In my country you have to take 6 subjects in the last 2 years of school, similar to A levels but 6. All the children from Asian (and African) backgrounds, whether China or the subcontinent all take the suicide six! So-called because these 6 subjects are the most rigorous in terms of study and exams. They are Physics, Advanced Maths, Chemistry, Biology, English and another Mathematics course. It’s having to complete the assessments, and there’s a lot of them, and getting the grades as your final grade is made up of all your grades throughout the 2 years. So constant pressure - a bit like being at university as your grade is calculated as a GPA type thing. At the same time, all children take these subjects, they are also expected to maintain jobs. So it’s not easy, but then you are told from a very young age, what the expectations are so once you reach those final years, it’s not surprise. If those same kids lived in the UK, they would be expected to take 4 A levels but at least A level grades are individual.

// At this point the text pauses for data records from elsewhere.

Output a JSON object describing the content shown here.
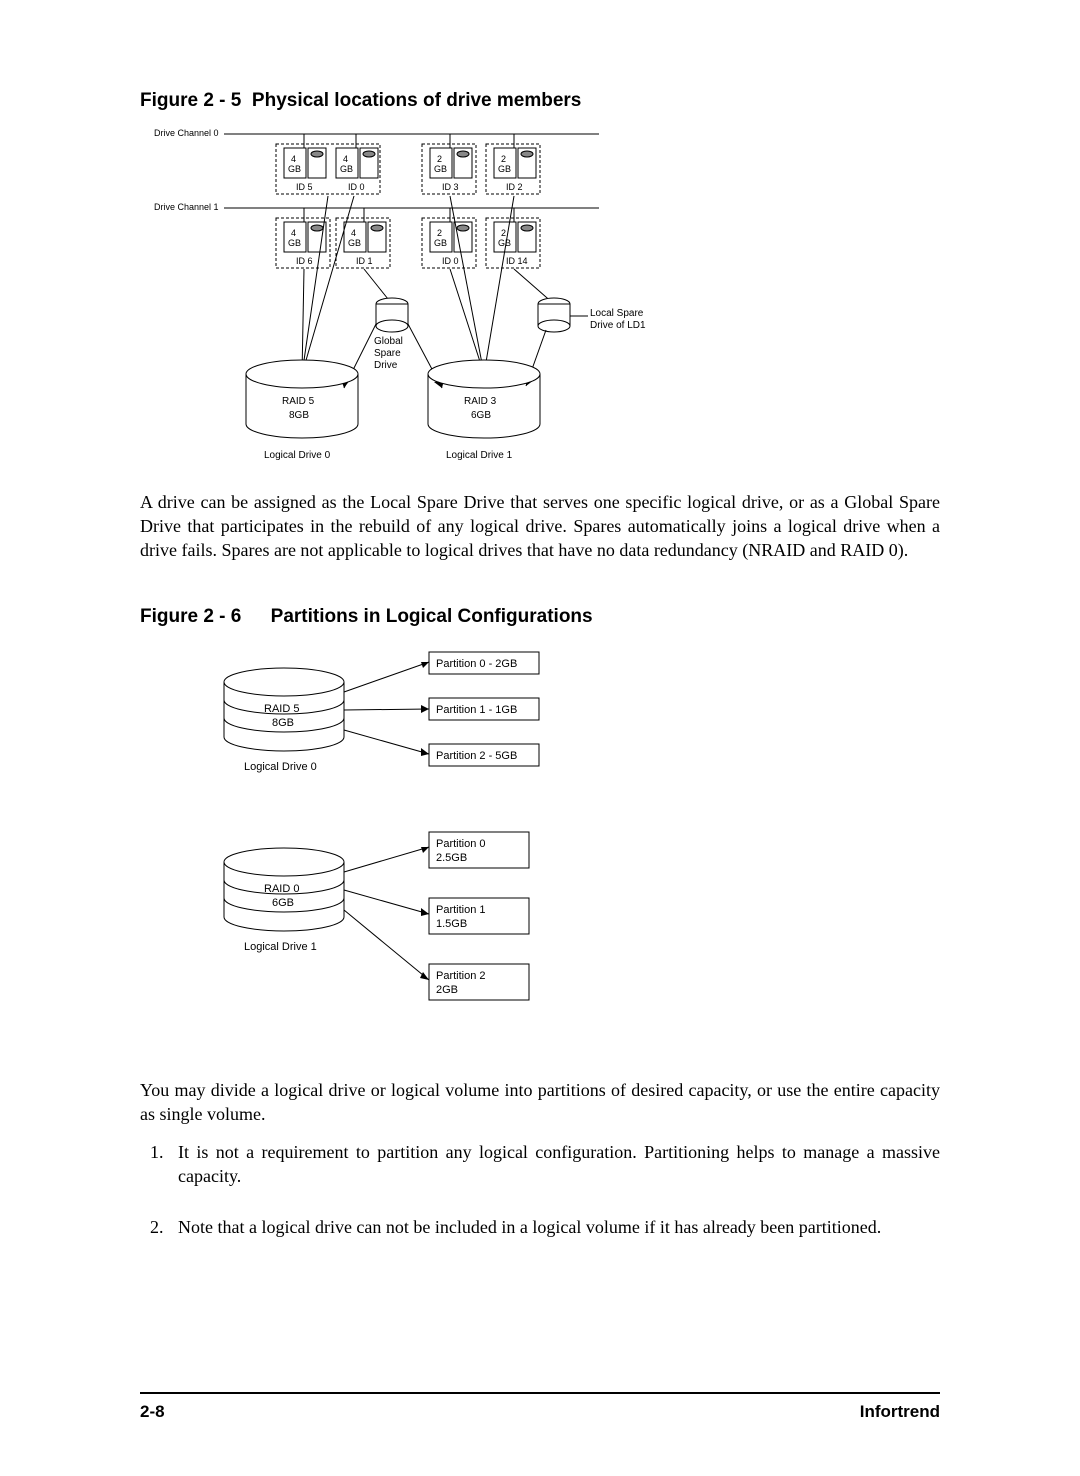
{
  "figure1": {
    "caption_prefix": "Figure 2 - 5",
    "caption_title": "Physical locations of drive members",
    "channel0": "Drive Channel 0",
    "channel1": "Drive Channel 1",
    "drives_ch0": [
      {
        "size": "4",
        "unit": "GB",
        "id": "ID 5"
      },
      {
        "size": "4",
        "unit": "GB",
        "id": "ID 0"
      },
      {
        "size": "2",
        "unit": "GB",
        "id": "ID 3"
      },
      {
        "size": "2",
        "unit": "GB",
        "id": "ID 2"
      }
    ],
    "drives_ch1": [
      {
        "size": "4",
        "unit": "GB",
        "id": "ID 6"
      },
      {
        "size": "4",
        "unit": "GB",
        "id": "ID 1"
      },
      {
        "size": "2",
        "unit": "GB",
        "id": "ID 0"
      },
      {
        "size": "2",
        "unit": "GB",
        "id": "ID 14"
      }
    ],
    "global_spare": "Global\nSpare\nDrive",
    "local_spare": "Local Spare\nDrive of LD1",
    "ld0": {
      "type": "RAID 5",
      "size": "8GB",
      "label": "Logical Drive 0"
    },
    "ld1": {
      "type": "RAID 3",
      "size": "6GB",
      "label": "Logical Drive 1"
    }
  },
  "para1": "A drive can be assigned as the Local Spare Drive that serves one specific logical drive, or as a Global Spare Drive that participates in the rebuild of any logical drive.  Spares automatically joins a logical drive when a drive fails.  Spares are not applicable to logical drives that have no data redundancy (NRAID and RAID 0).",
  "figure2": {
    "caption_prefix": "Figure 2 - 6",
    "caption_title": "Partitions in Logical Configurations",
    "ld0": {
      "type": "RAID 5",
      "size": "8GB",
      "label": "Logical Drive 0",
      "parts": [
        "Partition 0 - 2GB",
        "Partition 1 - 1GB",
        "Partition 2 - 5GB"
      ]
    },
    "ld1": {
      "type": "RAID 0",
      "size": "6GB",
      "label": "Logical Drive 1",
      "parts": [
        "Partition 0\n2.5GB",
        "Partition 1\n1.5GB",
        "Partition 2\n2GB"
      ]
    }
  },
  "para2": "You may divide a logical drive or logical volume into partitions of desired capacity, or use the entire capacity as single volume.",
  "list": [
    "It is not a requirement to partition any logical configuration. Partitioning helps to manage a massive capacity.",
    "Note that a logical drive can not be included in a logical volume if it has already been partitioned."
  ],
  "footer": {
    "page": "2-8",
    "brand": "Infortrend"
  }
}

Just to add, I never put this pressure on my kids, I just expected them to do their best!

Goatsanddogs · 25/11/2022 05:56

Do you know what he means by being hit? It could be a smack on the legs or a significant beating. A smack although I don’t condone any abuse, in the context of his culture might not be a red flag. Many of us were brought up with a smack for being naughty and are perfectly normal well adjusted adults, however, I am relieved that it is no longer acceptable. What I would worry about is social,services getting involved being heavy handed and turning this little boys world upside down for what might be a fairly light form of discipline.

OP could you find out a bit more…any bruises or marks showing significant heavy discipline?

Letsgotitans · 25/11/2022 06:00

They aren't 'strict' parents,they are abusive parents. Please do your job and report them.

Scirocco · 25/11/2022 06:01

This isn't tiger parenting or a cultural thing, it's potential child abuse. A child has made a disclosure to a trusted adult, that they are being hit at home.

It's not your job to investigate or to make a judgement on what's happening and whether the child is or isn't safe at home. It's your job to report the disclosure to the appropriate services in your area.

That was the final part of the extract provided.